Another major factor for this aggressive movement has been the heightened volume of M&A deals which has been a boon to the sector.
“U.S. Health Care M&A totals $347 billion this year-to-date, and never in a YTD period has a sector had so much volume as Healthcare,” says Dealogic. The next biggest YTD volume for the top sector was Telecoms with $292 billion in 1999 YTD.
In fact, Dealogic reports that U.S. Health Care volume this YTD exceeds all full year volumes for the top sector in every year except 1999, when Telecoms finished the year on $462 billion, including exceeding last year’s full year volume for U.S. Health Care which was $323 billion.
Jason Gerberry, Managing Director, Equity Research at Leerink Partners believes there will continue to be significant M&A activity this year as well as next year.
“We see Allergan poised to engage in major M&A activity with Monday’s divestiture of their generics unit, which cleaned their balance sheet arming them with cash to pursue high growth biopharma targets,” notes Gerberry.
He also points out that Pfizer (PFE) has communicated a desire to do a tax inversion deal and may look to engage in “a merger of equals,” which gets around any of the restrictions outlined in the U.S. Treasury Notice (Sept. 2014).
Meanwhile, Stovall believes a partial explanation for health care’s weighting upsurge is due to widening representation by the high-growth biotech sub-industry from a sub-10% weighting in 2001 to a near 22% exposure today.

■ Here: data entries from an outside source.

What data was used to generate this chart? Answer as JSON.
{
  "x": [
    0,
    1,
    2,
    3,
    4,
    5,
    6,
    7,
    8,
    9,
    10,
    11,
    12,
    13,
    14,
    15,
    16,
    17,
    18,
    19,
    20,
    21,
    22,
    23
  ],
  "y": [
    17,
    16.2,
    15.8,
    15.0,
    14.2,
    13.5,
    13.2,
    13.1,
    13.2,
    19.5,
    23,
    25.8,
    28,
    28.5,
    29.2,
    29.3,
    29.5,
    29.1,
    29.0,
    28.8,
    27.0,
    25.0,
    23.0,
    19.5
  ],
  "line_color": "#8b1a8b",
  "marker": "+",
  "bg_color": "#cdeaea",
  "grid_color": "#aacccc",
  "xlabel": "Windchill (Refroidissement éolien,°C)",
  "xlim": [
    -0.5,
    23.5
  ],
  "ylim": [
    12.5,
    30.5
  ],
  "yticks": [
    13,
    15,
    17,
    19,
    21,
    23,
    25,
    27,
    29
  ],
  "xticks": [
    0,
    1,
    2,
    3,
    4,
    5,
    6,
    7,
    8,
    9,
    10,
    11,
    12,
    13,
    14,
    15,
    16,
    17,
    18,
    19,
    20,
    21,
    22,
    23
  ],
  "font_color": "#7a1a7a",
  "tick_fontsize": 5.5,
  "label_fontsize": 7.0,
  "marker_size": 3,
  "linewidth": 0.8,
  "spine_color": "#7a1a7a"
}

And Gerberry is of the opinion that: “some of these biopharma companies that have redomiciled to Ireland (for tax purposes) may look to move quickly and acquire U.S. biopharma companies before the U.S. enacts any legislation that prevents these companies from the practice of EPS stripping, e.g. using debt to shield taxes on U.S. derived profits.”
Stovall also notes that: “Despite a near doubling in weighting since early 2011, we [S&P Capital IQ] still recommend an overweighting to Health Care.”
As of the close of the market yesterday, the Health Care sector was still the leader of the pack YTD, up 9.1%, with Consumer Discretionary not far behind, up nearly 8.4%.